If you have a lot of trouble with needles etc, there's a Brixton charity - landmark? - who will bring you a sharps box, or come and clean up for you.
 
miss minnie said:
anyway, point i'm making is that parents, education and money don't necessarily make that much difference when it comes to who will end up as an addict and who won't. whilst spending money on improving the lot of children growing up is by all means a good thing, it won't necessarily eliminate the chances of them trying or liking heroin.
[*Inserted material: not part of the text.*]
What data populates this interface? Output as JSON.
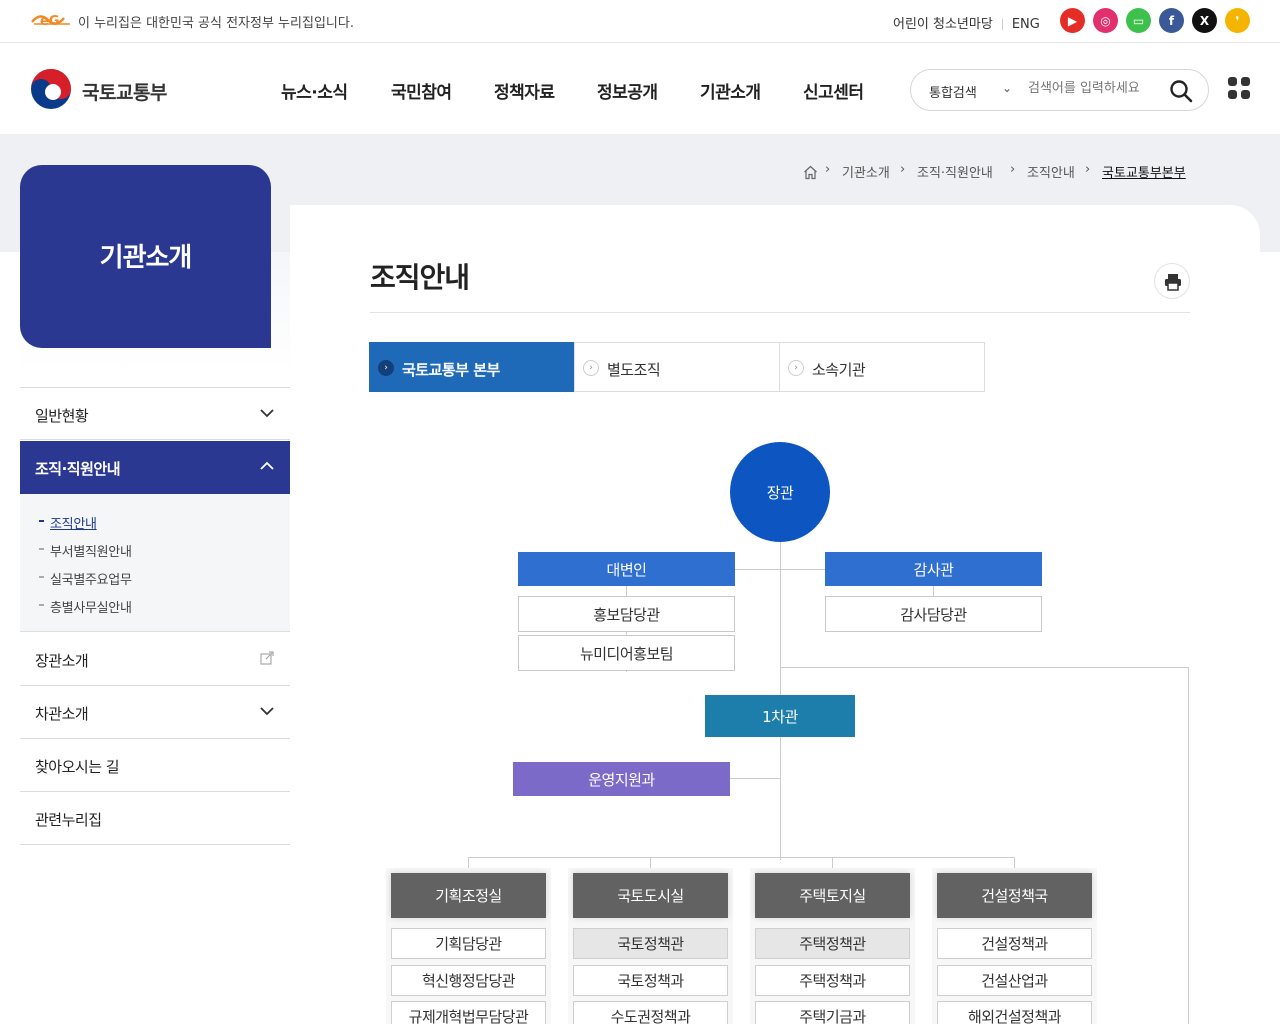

Nor will it address the immediate problem of areas like Brixton acting as a magnet for addicts from elsewhere in the country or the rest of Europe.
 
Here's the kind of delightful scene I can see most nights from my window:

313.jpg
 
Editor: there was a problem like this where I used to live and you can get it sorted, the trouble is it will have to be you and others living around it that do all the work and make all the running and this is always another big problem as there is no quick fix.

It took 18 months of local people pushing and we involved a local drug project, the local council services, the police and a local hospital.

The biggest problem we had once it was started was keeping local people involved, schemes like this often start and fail because local support for it wanes once people stop seeing junkies outside their front door.

You clearly have what it takes to force such a change but do you have the time and energy to spend on it and do you have the local support that will stay with it and see it through.

There are millions of pounds available for project like this all you need to do is tape into it and be prepared to spend maybe 8 hours a week setting it up.

I have a number of names and addresses of people who helped in the scheme in Mitcham that I can pass you I’m sure they will have contacts in Brixton, but again I have to say YOU and other local people would have to do lots of the work.

If you look at the areas that have this kind of problem it is often where there is no active local community group, in Mitcham it was around one big estate where they didn’t have an active tenants associations on the estate where they did have well supported tenants groups they didn’t seem to have the same level of problems.

It is always the groups that push the hardest that get the goods from the local authority, but it also takes a lot of your own time.